I just finished. The writing is amazing and I loved the unreliable narratorness of Newland. I really felt no envy for his privilege. I really liked the depiction of May, a nice but dull person, and Wharton's explanations of why women ended up Mays were not heavy handed.
I felt like Madame Olenska was a bit of a blind spot. I couldn't see what was so attractive about her. She didn't seem to have any interests. The most fascinating thing about her was her husband.
This was also really quotable.
I liked the discussion of innocence.

There were a few quotes I liked.
1) this struck me because of how often the adjective nice when used in conversation comes across as derogatory, regardless of the user's intentions:

"What if 'niceness' carried to that supreme degree were only a negation, the curtain dropped before an emptiness? As he looked at May, returning flushed and calm from her final bull's-eye, he had the feeling that he had never yet lifted that curtain."
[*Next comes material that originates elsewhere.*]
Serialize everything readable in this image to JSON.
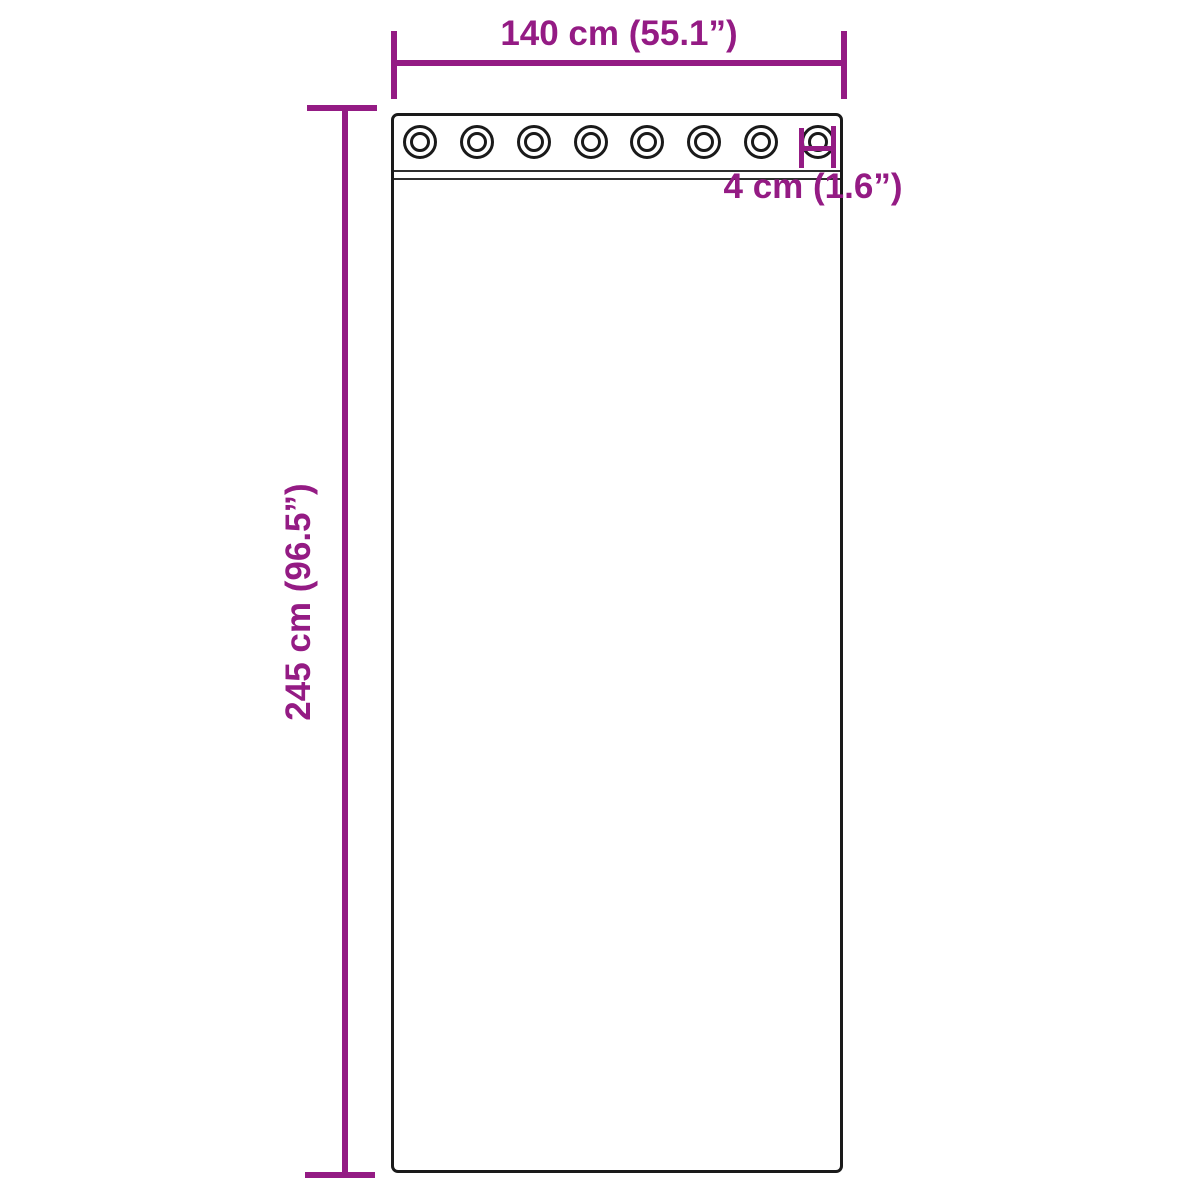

2) this was just kind of funny, about how he doesn't read poetry aloud to her anymore because of the comments she makes "In the days of their engagement, she had simply (as he now perceived) echoed what he told her; but since had ceased to provide her with opinions she had begun to hazard her own, with results destructive to his enjoyment of the works commented on."

Anyway there were more. Of course ultimately what was sad was how Newland couldn't perceive he was the main obstacle in his way. Or maybe he could. His frustrations about being locked in the ill-chosen marriage were intense. Newton came across as a bit of a kept woman himself.